When it comes to parenteral nutrition, if using IV lipid emulsions, he recommended opting for lipid injectable emulsions that are lower in proinflammatory soybean oil and using mixed lipid emulsions that contain fish oil and olive oil.
Historically, the only lipid injectable emulsions available in the United States were 100% soybean oil. Additional products have been developed in recent years, including Fresenius Kabi’s SMOFlipid, a combination of soybean oil, medium-chain triglycerides, olive oil and fish oil, and Omegaven, an injectable emulsion of fish oil triglycerides.
”We no longer have to use 100% soybean oil,” Dr. Martindale added. ”Now that we have a potentially less inflammatory oil, we should use it.”
More specifically, he noted that fish oils produce metabolites called specialized pro-resolving mediators (SPMs). An inflamed cell turns on production of SPMs, which are made from the omega-3 fatty acids eicosapentaenoic acid and docosahexaenoic acid by the body. ”Those go on to stimulate resolution of inflammation,” Dr. Martindale said. Based on evidence from flu and other viruses (N Engl J Med 2013;369[2]:191-193), ”SPMs might enhance viral clearance,” he added. ”But that’s pure speculation at this point for COVID-19.”
In addition, you need to follow the lipid profiles of COVID-19 patients,” Dr. Martindale said. ”For the subpopulation of patients who get rapidly sick—and need a ventilator within 12 to 24 hours—you need to be especially careful with lipids. Their serum lipids seem to rapidly rise for unexplained reasons.”
Joseph Boullata, PharmD, a clinical specialist with the Clinical Nutrition Support Services at the Hospital of the University of Pennsylvania, in Philadelphia, and the session presenter, also emphasized the outcome benefits of new lipid emulsions over the traditional 100% soybean oil products.
He added a warning about the use of propofol in COVID-19 patients: The anesthetic is suspended in a 100% soybean oil-based emulsion that is known to be proinflammatory.
Another product that may benefit COVID-19 patients is probiotics, according to Dr. Martindale.
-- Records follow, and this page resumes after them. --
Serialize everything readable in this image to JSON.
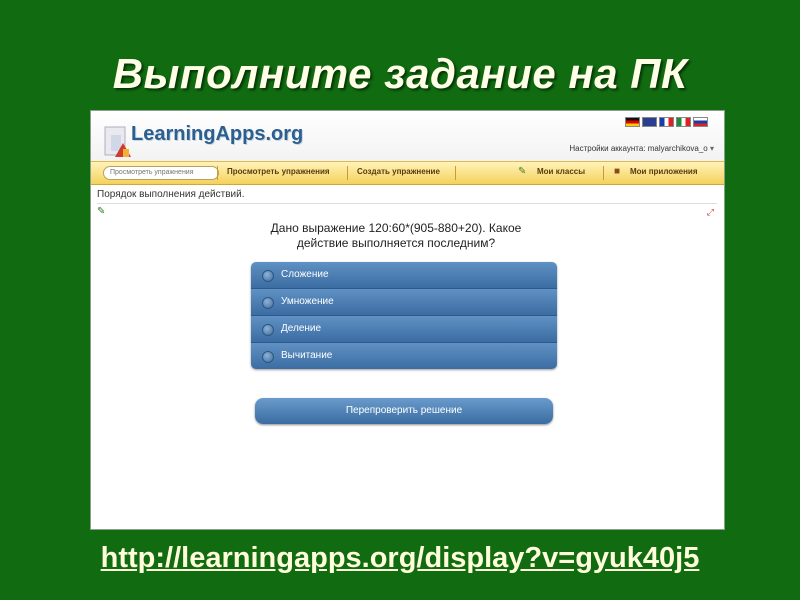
{
  "slide": {
    "title": "Выполните задание на ПК",
    "url": "http://learningapps.org/display?v=gyuk40j5"
  },
  "app": {
    "logo": "LearningApps.org",
    "account": "Настройки аккаунта: malyarchikova_o",
    "flags": [
      "de",
      "gb",
      "fr",
      "it",
      "ru"
    ]
  },
  "nav": {
    "search_placeholder": "Просмотреть упражнения",
    "items": [
      "Просмотреть упражнения",
      "Создать упражнение",
      "Мои классы",
      "Мои приложения"
    ]
  },
  "task": {
    "title": "Порядок выполнения действий.",
    "question_line1": "Дано выражение 120:60*(905-880+20). Какое",
    "question_line2": "действие выполняется последним?",
    "answers": [
      "Сложение",
      "Умножение",
      "Деление",
      "Вычитание"
    ],
    "check_button": "Перепроверить решение"
  },
  "colors": {
    "slide_bg": "#116b11",
    "answer_blue": "#4a7db3",
    "nav_yellow": "#f4d25c"
  }
}
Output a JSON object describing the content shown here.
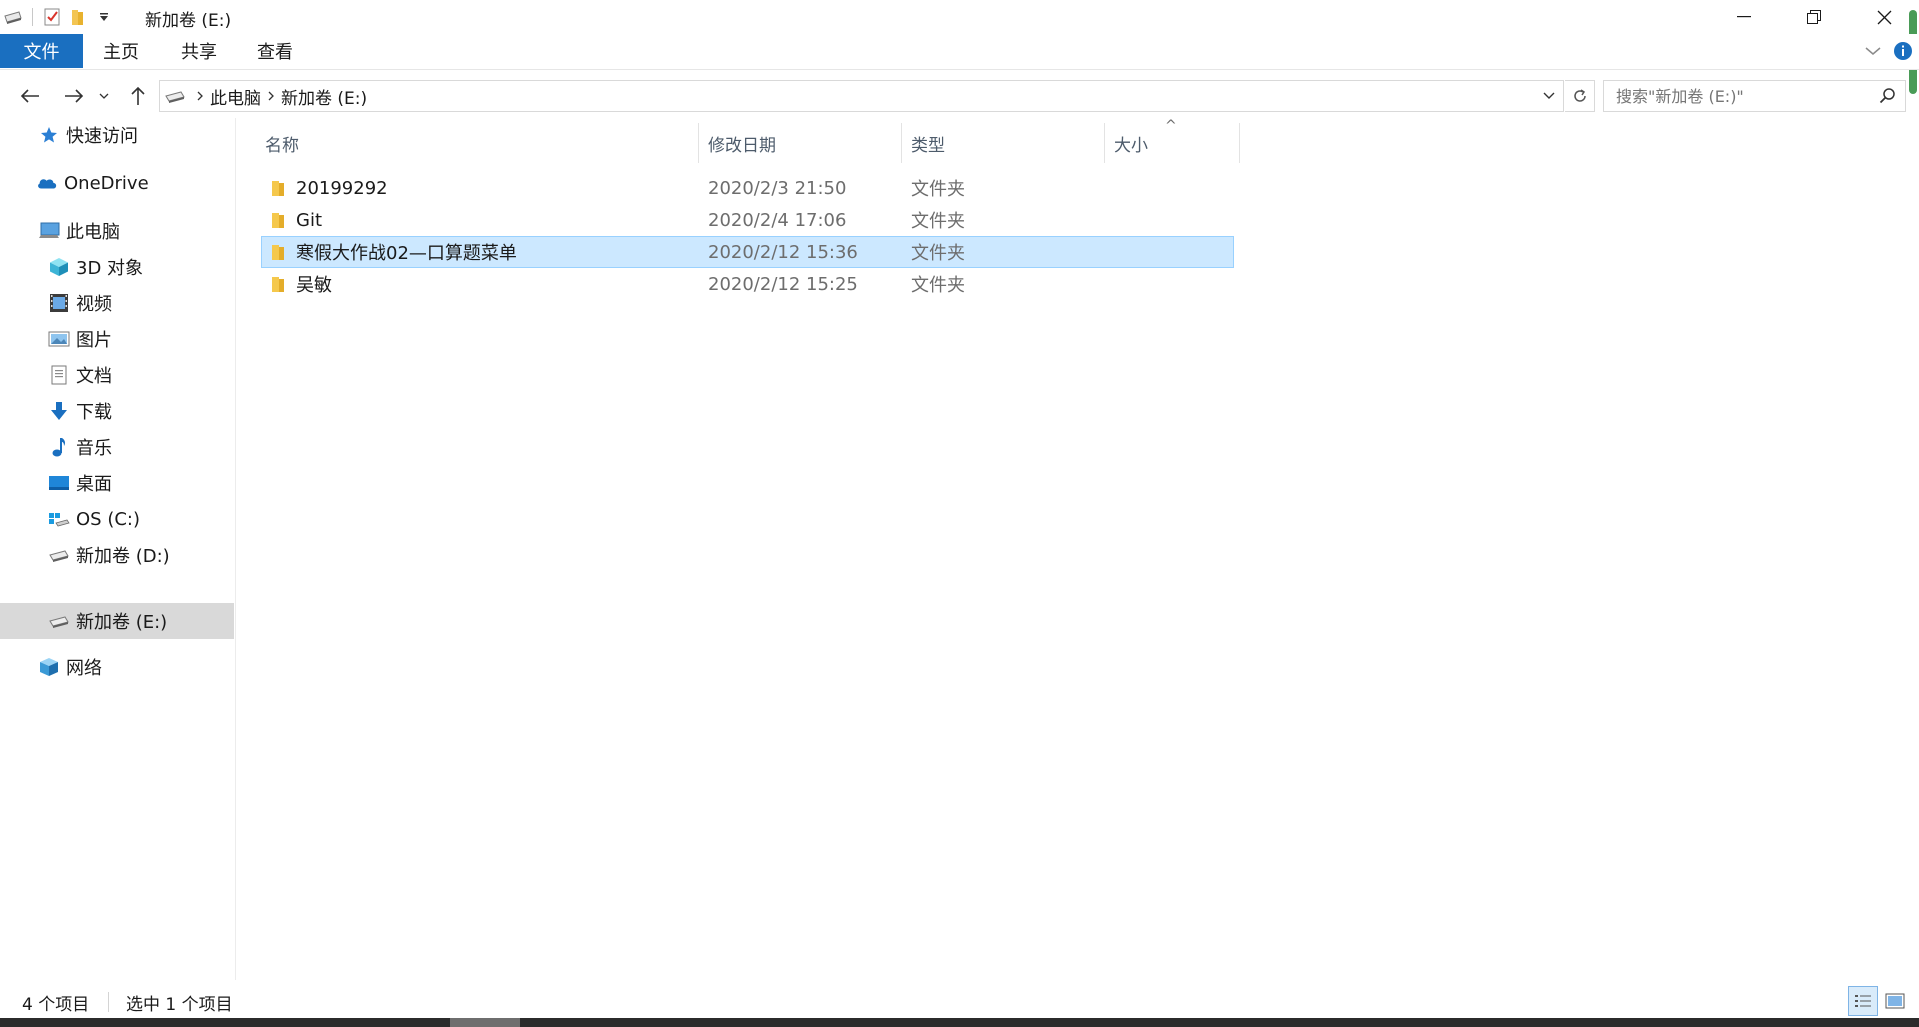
{
  "window": {
    "title": "新加卷 (E:)",
    "controls": {
      "minimize": "─",
      "restore": "❐",
      "close": "✕"
    }
  },
  "quick_access_toolbar": {
    "icons": [
      "drive-icon",
      "properties-icon",
      "new-folder-icon",
      "customize-dropdown-icon"
    ]
  },
  "ribbon": {
    "tabs": [
      "文件",
      "主页",
      "共享",
      "查看"
    ],
    "accent_color": "#1a6fc0"
  },
  "address": {
    "crumbs": [
      "此电脑",
      "新加卷 (E:)"
    ]
  },
  "search": {
    "placeholder": "搜索\"新加卷 (E:)\""
  },
  "nav_pane": {
    "items": [
      {
        "label": "快速访问",
        "icon": "star-icon"
      },
      {
        "label": "OneDrive",
        "icon": "cloud-icon"
      },
      {
        "label": "此电脑",
        "icon": "computer-icon"
      },
      {
        "label": "3D 对象",
        "icon": "3d-objects-icon"
      },
      {
        "label": "视频",
        "icon": "video-icon"
      },
      {
        "label": "图片",
        "icon": "pictures-icon"
      },
      {
        "label": "文档",
        "icon": "documents-icon"
      },
      {
        "label": "下载",
        "icon": "download-icon"
      },
      {
        "label": "音乐",
        "icon": "music-icon"
      },
      {
        "label": "桌面",
        "icon": "desktop-icon"
      },
      {
        "label": "OS (C:)",
        "icon": "os-drive-icon"
      },
      {
        "label": "新加卷 (D:)",
        "icon": "drive-icon"
      },
      {
        "label": "新加卷 (E:)",
        "icon": "drive-icon",
        "selected": true
      },
      {
        "label": "网络",
        "icon": "network-icon"
      }
    ]
  },
  "file_list": {
    "columns": [
      "名称",
      "修改日期",
      "类型",
      "大小"
    ],
    "sort_indicator": "^",
    "rows": [
      {
        "name": "20199292",
        "modified": "2020/2/3 21:50",
        "type": "文件夹",
        "size": ""
      },
      {
        "name": "Git",
        "modified": "2020/2/4 17:06",
        "type": "文件夹",
        "size": ""
      },
      {
        "name": "寒假大作战02—口算题菜单",
        "modified": "2020/2/12 15:36",
        "type": "文件夹",
        "size": "",
        "selected": true
      },
      {
        "name": "吴敏",
        "modified": "2020/2/12 15:25",
        "type": "文件夹",
        "size": ""
      }
    ]
  },
  "status": {
    "item_count": "4 个项目",
    "selection": "选中 1 个项目"
  }
}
He noted he would consider providing probiotics to these patients on admission to the ICU. ”I believe strongly that probiotics are important for everybody, especially those with viral infections,” he said.
A 2015 Cochrane Review found probiotics to be better than placebo in reducing episodes of acute upper respiratory tract infections (URTI) by nearly 50% and the duration of an episode of acute URTI by nearly two days (Cochrane Database Syst Rev 2015;[2]:CD006895). ”But these are not recommendations,” he said. ”This is based on literature of other viruses and we need to study these to see if the same holds true for COVID-19.
“The worst thing we can do is something that will harm this fragile group of patients and any intervention needs to be based in evidence,” Dr. Martindale noted.